Cha-CHING! That’s what pressing in means. We seek God, and we don’t let go until He blesses us, in spite of whatever pain we maybe experiencing. Jacob was presumably tired, and definitely in pain, but still did not let go, seeking a blessing. Our worship experience may not be one that we expect, so we tire easily, or our distracted by our own mental, physical and emotional pain. But to press in means that we do not let go of worship until we receive our blessing, whatever that maybe. It could be a new revelation of Christ, it could be a healing, it could be refreshment and peace of heart, it could be the Baptism of the Holy Spirit. But we press in to receive from God. We don’t let go until He blesses us (or we receive the blessing).

And, I find Jacob’s blessing to be quite analogous to the type of blessing we typically receive when we worship God. The Lord blessed Jacob and changed his name to Israel; God changed his identity when He changed his name. And, when we hold on until He blesses us, our names, our identities changed too. Following Christ is a journey in which we are continually changing into one who is more reflective of Him.  It’s interesting that Jacob realizes that, in the end, He saw God’s face. And, in worship (reflection/meditation on Him), we search for God’s face and when we find it, our identities are changed to look more like His identity: full of love and compassion for the Earth and its inhabitants, distaste for sin, and giving us the strength to love and serve Him in our actions.

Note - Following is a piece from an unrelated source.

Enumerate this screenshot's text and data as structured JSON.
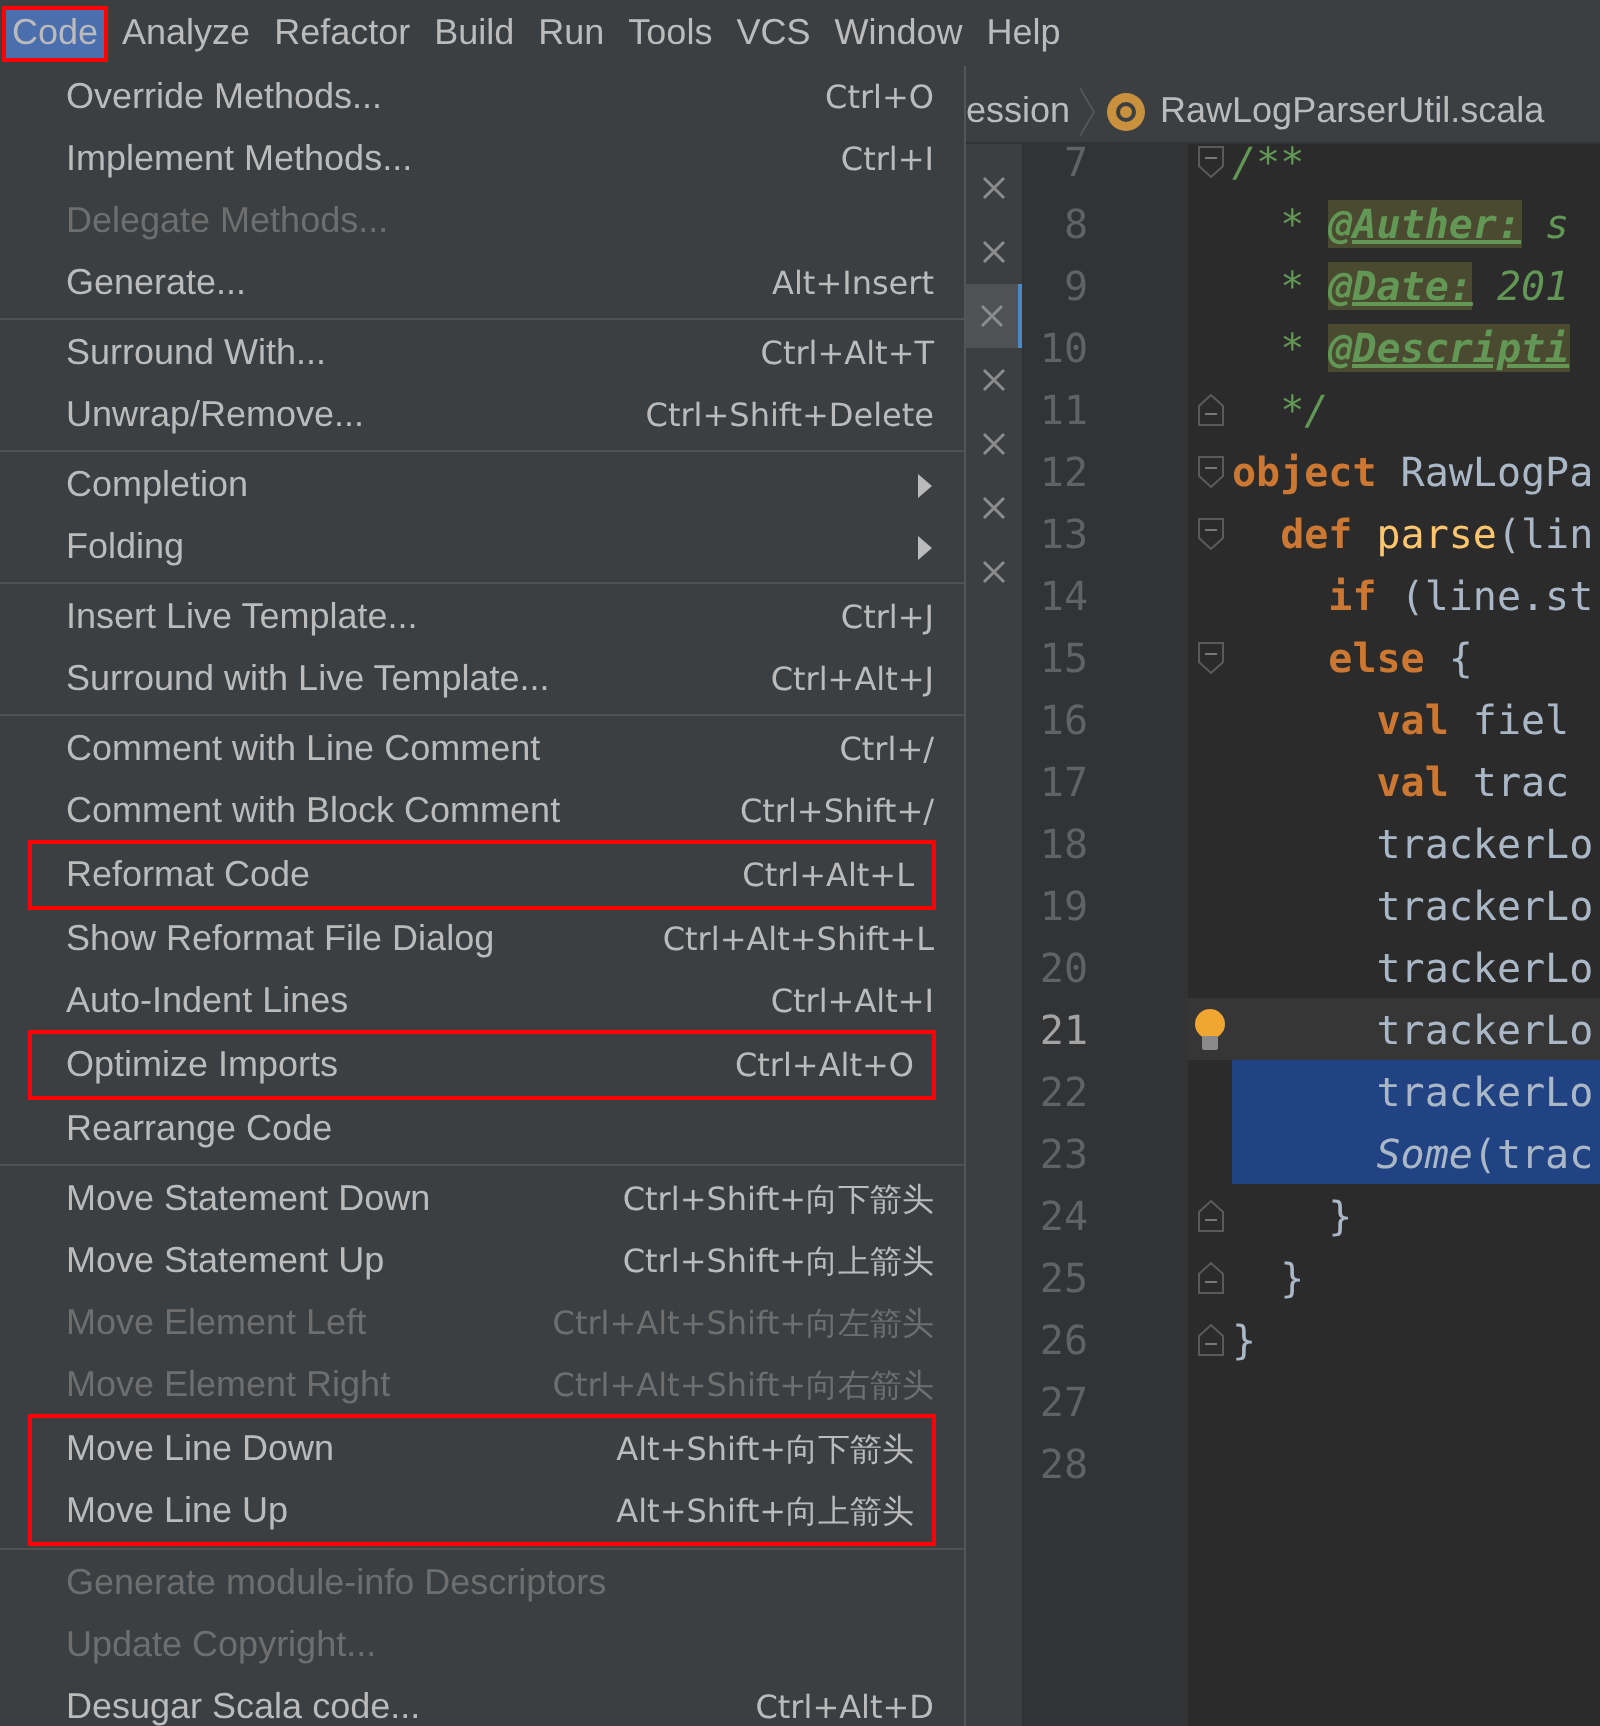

One last point: Jacob was also physically changed because of this encounter. He walked with a limp for the rest of his life. A student at Stanford, in an attitude of worship, was physically healed. This guy was physically changed in a matter of minutes. The baptism of the Holy Spirit, received in worship, physically changes the way we speak. Worship is not simply a mind shift, as I mentioned above, it is also a physical shift. We may not grow taller or more beautiful to the general public, but our bodies are more willing to do the work of the Lord.

I suspect that God changes us physically for several reasons. Sometimes it’s the only noticeable, provable change. We have to be changed in the physical realm to be empowered for His service. Also, we are not Gnostics. We live, physically. Our bodies are as much a part of us as our minds and our souls. God created them, and, although they are ultimately defunct because of our sin nature (it is appointed for all to die), He still wants to change them, just as He changes our hearts and minds. 1 Timothy 4 tells us that bodily discipline is good, and gives value to it. It just shouldn’t take over our faith. Yoga is not the way to enlightenment, even though it can feel like it sometimes.

So, yes, I now know how to press in, not to rest until the blessing is obtained, until my very identity is changed, time and time again.